1. Problem Description

Given two non-negative integers num1 and num2 represented as strings, return the product of num1 and num2, also represented as a string.

Example 1:

Input: num1 = "2", num2 = "3"
Output: "6"

Example 2:

Input: num1 = "123", num2 = "456"
Output: "56088"

Note:

  1. The length of both num1 and num2 is < 110.
  2. Both num1 and num2 contain only digits 0-9.
  3. Both num1 and num2 do not contain any leading zero, except the number 0 itself.
  4. You must not use any built-in BigInteger library or convert the inputs to integer directly.

2. Solution

This problem evaluates how we manipulate big number math in programming. Before we start, let’s look at how we do multiplication by hand.

Step 1: Multiply each digit of string2 to string1.
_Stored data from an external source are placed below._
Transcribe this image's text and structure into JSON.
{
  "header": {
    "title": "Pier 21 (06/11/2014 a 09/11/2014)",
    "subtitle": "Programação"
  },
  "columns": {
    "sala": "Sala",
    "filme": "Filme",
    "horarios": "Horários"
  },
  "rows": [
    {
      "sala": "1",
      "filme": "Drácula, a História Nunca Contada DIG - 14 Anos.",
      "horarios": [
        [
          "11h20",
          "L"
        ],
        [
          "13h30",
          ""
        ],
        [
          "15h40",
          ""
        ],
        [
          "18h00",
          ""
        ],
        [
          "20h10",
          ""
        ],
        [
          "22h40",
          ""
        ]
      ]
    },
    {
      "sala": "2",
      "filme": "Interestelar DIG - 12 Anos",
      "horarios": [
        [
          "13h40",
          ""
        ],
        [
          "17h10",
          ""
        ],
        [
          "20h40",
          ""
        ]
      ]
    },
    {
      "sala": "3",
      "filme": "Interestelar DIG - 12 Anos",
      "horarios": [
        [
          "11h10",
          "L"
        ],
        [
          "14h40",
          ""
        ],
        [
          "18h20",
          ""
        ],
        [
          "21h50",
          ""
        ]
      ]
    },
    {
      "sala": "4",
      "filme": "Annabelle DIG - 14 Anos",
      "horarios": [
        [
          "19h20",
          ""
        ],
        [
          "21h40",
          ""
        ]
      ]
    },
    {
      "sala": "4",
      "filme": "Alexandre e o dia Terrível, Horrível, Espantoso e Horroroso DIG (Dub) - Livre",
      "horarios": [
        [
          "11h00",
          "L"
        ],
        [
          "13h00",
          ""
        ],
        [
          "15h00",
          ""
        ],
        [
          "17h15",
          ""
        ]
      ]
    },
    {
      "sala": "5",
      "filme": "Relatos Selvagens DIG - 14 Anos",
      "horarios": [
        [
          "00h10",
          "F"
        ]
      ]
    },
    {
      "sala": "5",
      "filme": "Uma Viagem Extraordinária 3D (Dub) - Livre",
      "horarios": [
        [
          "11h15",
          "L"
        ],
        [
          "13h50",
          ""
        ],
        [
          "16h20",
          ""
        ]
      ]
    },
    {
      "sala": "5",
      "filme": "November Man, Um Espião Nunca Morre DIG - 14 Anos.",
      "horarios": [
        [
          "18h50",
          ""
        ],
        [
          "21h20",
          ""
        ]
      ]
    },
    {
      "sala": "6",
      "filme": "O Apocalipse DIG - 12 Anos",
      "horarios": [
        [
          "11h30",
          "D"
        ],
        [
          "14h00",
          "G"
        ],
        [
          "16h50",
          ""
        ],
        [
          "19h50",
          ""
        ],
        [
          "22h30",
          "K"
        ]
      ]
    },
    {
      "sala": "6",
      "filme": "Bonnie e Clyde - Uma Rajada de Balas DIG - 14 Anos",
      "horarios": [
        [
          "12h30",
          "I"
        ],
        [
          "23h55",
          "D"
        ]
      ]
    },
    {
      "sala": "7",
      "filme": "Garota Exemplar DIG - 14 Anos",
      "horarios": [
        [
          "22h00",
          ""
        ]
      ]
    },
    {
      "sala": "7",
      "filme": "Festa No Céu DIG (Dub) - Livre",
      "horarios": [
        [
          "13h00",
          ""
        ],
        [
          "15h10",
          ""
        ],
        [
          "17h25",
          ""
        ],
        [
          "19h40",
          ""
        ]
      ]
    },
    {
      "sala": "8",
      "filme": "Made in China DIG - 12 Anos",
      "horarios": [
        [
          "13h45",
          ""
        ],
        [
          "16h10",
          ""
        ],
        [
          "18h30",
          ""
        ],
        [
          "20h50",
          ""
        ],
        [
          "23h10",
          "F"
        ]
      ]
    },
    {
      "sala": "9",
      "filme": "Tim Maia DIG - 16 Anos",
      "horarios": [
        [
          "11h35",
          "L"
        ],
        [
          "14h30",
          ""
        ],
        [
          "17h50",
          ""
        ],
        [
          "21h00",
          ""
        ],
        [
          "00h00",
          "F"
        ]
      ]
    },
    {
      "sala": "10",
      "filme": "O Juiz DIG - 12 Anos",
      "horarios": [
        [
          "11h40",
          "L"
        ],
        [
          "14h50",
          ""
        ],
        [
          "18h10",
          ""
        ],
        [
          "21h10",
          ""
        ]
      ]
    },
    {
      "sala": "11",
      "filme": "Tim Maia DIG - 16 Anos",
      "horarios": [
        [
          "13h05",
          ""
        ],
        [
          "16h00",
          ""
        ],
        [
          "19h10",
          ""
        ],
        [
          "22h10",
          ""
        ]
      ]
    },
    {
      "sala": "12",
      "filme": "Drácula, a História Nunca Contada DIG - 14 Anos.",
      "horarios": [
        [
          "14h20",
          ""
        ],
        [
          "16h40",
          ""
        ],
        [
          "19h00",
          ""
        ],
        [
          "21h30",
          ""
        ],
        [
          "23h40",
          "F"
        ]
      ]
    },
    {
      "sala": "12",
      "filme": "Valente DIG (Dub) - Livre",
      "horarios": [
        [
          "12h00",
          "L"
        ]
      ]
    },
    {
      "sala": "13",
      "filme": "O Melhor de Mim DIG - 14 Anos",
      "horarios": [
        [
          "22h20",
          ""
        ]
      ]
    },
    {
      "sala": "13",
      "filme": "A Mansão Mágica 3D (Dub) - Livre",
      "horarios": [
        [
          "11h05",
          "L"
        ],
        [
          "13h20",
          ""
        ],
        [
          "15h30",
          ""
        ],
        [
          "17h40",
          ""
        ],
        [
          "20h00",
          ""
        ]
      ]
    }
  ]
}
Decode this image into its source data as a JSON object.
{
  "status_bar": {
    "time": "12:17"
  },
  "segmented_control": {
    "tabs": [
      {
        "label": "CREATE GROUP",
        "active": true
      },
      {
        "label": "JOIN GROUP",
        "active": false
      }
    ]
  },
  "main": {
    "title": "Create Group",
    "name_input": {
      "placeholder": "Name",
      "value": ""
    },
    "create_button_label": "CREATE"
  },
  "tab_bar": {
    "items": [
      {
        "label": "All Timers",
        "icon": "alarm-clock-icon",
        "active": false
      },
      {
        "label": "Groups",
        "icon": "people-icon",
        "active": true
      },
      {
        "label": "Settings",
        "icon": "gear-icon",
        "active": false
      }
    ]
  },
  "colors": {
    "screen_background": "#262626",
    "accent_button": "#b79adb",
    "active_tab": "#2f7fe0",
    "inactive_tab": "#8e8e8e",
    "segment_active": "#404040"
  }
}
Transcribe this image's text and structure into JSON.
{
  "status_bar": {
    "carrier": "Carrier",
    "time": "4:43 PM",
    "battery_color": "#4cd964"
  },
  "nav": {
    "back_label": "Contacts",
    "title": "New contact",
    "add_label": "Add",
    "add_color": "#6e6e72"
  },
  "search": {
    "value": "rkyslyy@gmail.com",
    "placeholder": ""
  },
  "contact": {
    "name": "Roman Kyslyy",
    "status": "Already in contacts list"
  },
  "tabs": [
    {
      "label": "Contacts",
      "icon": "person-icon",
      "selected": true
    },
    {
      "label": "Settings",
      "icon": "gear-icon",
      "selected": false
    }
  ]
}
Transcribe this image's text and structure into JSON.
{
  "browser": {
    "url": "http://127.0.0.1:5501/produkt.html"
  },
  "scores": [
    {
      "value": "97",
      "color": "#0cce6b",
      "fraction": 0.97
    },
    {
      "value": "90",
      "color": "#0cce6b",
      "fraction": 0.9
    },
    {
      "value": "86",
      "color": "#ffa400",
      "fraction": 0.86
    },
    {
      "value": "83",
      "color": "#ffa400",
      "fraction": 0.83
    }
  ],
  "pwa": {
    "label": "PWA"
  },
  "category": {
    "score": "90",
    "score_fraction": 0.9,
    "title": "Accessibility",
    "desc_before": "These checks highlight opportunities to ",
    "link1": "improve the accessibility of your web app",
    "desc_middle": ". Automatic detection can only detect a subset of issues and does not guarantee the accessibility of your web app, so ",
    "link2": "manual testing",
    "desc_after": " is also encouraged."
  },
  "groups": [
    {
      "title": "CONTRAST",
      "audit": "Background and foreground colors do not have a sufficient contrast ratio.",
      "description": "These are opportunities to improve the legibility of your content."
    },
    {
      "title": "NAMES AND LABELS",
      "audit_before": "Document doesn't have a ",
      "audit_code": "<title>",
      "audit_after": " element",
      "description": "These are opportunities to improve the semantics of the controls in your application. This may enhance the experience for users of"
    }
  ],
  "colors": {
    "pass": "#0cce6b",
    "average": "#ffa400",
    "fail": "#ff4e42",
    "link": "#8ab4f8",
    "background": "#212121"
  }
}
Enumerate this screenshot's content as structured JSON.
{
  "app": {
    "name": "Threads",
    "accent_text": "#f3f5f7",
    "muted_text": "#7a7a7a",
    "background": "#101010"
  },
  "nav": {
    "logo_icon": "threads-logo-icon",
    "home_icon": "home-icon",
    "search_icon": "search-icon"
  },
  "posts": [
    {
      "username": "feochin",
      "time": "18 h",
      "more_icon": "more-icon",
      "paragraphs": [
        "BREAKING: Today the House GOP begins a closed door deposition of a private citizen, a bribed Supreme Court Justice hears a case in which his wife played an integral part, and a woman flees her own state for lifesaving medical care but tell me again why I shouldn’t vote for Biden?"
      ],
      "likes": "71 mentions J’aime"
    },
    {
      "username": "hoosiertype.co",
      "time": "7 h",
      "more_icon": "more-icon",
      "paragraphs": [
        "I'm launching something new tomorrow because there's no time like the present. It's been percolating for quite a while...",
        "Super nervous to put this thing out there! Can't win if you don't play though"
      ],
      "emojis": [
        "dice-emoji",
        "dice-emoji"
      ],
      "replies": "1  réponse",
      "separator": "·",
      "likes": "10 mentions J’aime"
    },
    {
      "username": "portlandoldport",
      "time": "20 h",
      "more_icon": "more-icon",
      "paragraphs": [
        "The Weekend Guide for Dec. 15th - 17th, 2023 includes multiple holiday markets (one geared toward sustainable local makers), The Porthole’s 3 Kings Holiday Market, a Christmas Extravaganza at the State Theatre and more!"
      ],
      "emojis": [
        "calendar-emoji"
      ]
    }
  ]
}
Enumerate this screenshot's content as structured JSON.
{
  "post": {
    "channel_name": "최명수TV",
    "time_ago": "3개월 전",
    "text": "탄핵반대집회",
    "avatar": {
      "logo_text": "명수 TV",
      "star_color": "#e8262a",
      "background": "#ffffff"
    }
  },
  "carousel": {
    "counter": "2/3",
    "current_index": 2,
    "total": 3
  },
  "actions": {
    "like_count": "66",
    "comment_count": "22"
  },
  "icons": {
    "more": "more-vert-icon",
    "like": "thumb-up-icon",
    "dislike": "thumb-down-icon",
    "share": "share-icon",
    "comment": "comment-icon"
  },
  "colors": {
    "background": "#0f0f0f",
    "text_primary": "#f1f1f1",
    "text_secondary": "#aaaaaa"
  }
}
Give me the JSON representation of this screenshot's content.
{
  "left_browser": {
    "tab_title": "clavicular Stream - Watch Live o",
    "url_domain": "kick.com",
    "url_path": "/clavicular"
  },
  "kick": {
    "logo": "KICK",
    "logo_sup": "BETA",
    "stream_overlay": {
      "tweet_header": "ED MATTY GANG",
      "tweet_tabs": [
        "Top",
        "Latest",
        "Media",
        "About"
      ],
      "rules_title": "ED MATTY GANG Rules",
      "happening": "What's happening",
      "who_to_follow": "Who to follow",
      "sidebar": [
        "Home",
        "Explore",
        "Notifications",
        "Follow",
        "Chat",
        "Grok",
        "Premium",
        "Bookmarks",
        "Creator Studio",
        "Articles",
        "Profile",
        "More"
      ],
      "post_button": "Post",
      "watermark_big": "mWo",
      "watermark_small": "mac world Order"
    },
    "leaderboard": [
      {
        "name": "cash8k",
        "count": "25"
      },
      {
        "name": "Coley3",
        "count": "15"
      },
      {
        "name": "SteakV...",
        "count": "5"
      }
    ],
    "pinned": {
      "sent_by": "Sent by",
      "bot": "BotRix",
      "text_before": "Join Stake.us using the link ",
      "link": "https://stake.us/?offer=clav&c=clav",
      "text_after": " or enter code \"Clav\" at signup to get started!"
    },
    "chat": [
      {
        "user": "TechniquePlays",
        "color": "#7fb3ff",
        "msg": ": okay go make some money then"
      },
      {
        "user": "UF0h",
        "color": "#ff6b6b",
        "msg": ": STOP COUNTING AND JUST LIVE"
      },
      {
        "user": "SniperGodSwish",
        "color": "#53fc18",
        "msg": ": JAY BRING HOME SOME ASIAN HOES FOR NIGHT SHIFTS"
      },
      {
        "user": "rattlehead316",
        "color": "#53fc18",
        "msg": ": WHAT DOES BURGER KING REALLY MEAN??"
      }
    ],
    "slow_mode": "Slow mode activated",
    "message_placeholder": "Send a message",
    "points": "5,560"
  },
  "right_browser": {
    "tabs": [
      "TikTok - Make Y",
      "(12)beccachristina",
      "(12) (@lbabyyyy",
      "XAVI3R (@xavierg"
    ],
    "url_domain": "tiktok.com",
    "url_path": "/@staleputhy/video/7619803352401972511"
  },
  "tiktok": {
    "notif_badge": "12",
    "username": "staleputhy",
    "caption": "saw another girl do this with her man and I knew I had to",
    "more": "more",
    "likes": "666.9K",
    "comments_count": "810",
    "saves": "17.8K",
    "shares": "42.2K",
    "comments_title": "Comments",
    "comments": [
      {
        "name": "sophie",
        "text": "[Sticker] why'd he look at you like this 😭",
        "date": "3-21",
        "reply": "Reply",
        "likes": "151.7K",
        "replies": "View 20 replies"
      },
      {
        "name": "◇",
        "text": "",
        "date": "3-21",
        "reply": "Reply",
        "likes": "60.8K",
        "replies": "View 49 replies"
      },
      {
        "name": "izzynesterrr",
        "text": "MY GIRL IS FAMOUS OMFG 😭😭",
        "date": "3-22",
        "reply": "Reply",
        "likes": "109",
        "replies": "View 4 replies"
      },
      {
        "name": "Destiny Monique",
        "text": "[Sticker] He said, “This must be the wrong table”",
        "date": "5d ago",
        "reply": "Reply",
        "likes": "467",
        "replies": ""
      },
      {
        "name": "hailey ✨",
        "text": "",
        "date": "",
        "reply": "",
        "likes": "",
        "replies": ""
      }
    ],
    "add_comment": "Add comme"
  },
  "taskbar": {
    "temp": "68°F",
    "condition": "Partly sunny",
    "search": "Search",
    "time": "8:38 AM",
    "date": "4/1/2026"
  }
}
#1. 4 * 7 = 28; temp = 8; carry = 2; sb.insert(0, 8); // sb=8
#2. 4 * 8 + 2 = 34; temp = 4; carry = 3; sb.insert(0, 4);// sb=48
#3. 4 * 1 + 3 = 7; temp = 7; carry = 0; sb.insert(0, 7);//sb= 748

#4. 5 * 7 = 35; temp = 5; carry = 3; // sb = 5;
#5. 5 * 8 + 3 = 43; temp = 3; carry = 4; // sb = 35
#6. 5 * 1 + 4 = 9; temp = 4; carry = 0; // sb = 935 
#7. append 0 to the end of sb; // sb = 9350

Step 2: Add each sb after calculation.

748 + 9350 = 10098

3. My Solution

class Solution {
    public String multiply(String num1, String num2) {
        if (num1 == null || num2 == null) {
            return null;
        }
        if ("0".equals(num1) || "0".equals(num2) || "".equals(num1) || "".equals(num2)) {
            return "0";
        }
        ArrayList<String> tempEachResult = new ArrayList<String>();
        // #1 Multiply first
        // loop for num2
        for (int i = num2.length() - 1; i >= 0; i--) {
            StringBuffer resultOfEachNum2 = new StringBuffer();
            int carry = 0;
            // loop for num1
            for (int j = num1.length() - 1; j >= 0; j--) {
                int result = Character.getNumericValue(num2.charAt(i)) * Character.getNumericValue(num1.charAt(j))
                        + carry;
                // if it is the last digit of num1, no carry
                if (j == 0) {
                    resultOfEachNum2.insert(0, result);
                } else {
                    carry = result / 10;
                    resultOfEachNum2.insert(0, result % 10);
                }
            }
            // append 0s after the first multiplication
            for (int m = 0; m < num2.length() - 1 - i; m++) {
                resultOfEachNum2.append("0");
            }
            tempEachResult.add(resultOfEachNum2.toString());
        }




        // #2 Sum each result, maxLength of each string is the last element
        int sumCarry = 0;
        int maxLength = tempEachResult.get(tempEachResult.size() - 1).length();
        StringBuffer bfSumResult = new StringBuffer();
        // The index of last element.
        int lastIndex = 0;
        while(maxLength > 0) {
            int tempSum = 0;
            for (int i = 0; i < tempEachResult.size(); i++) {
                String tempEachNum = tempEachResult.get(i);
                int index = tempEachNum.length() - lastIndex - 1;
                if(index >= 0) {
                    tempSum += Character.getNumericValue(tempEachNum.charAt(index));
                }
            }
            tempSum += sumCarry;
            if(maxLength == 1) {
                bfSumResult.insert(0, tempSum);
            } else {
                bfSumResult.insert(0, tempSum % 10);
                sumCarry = tempSum / 10;
            }
            maxLength --;
            lastIndex ++;
        }
        System.out.println(bfSumResult.toString());
        return bfSumResult.toString();
    }
}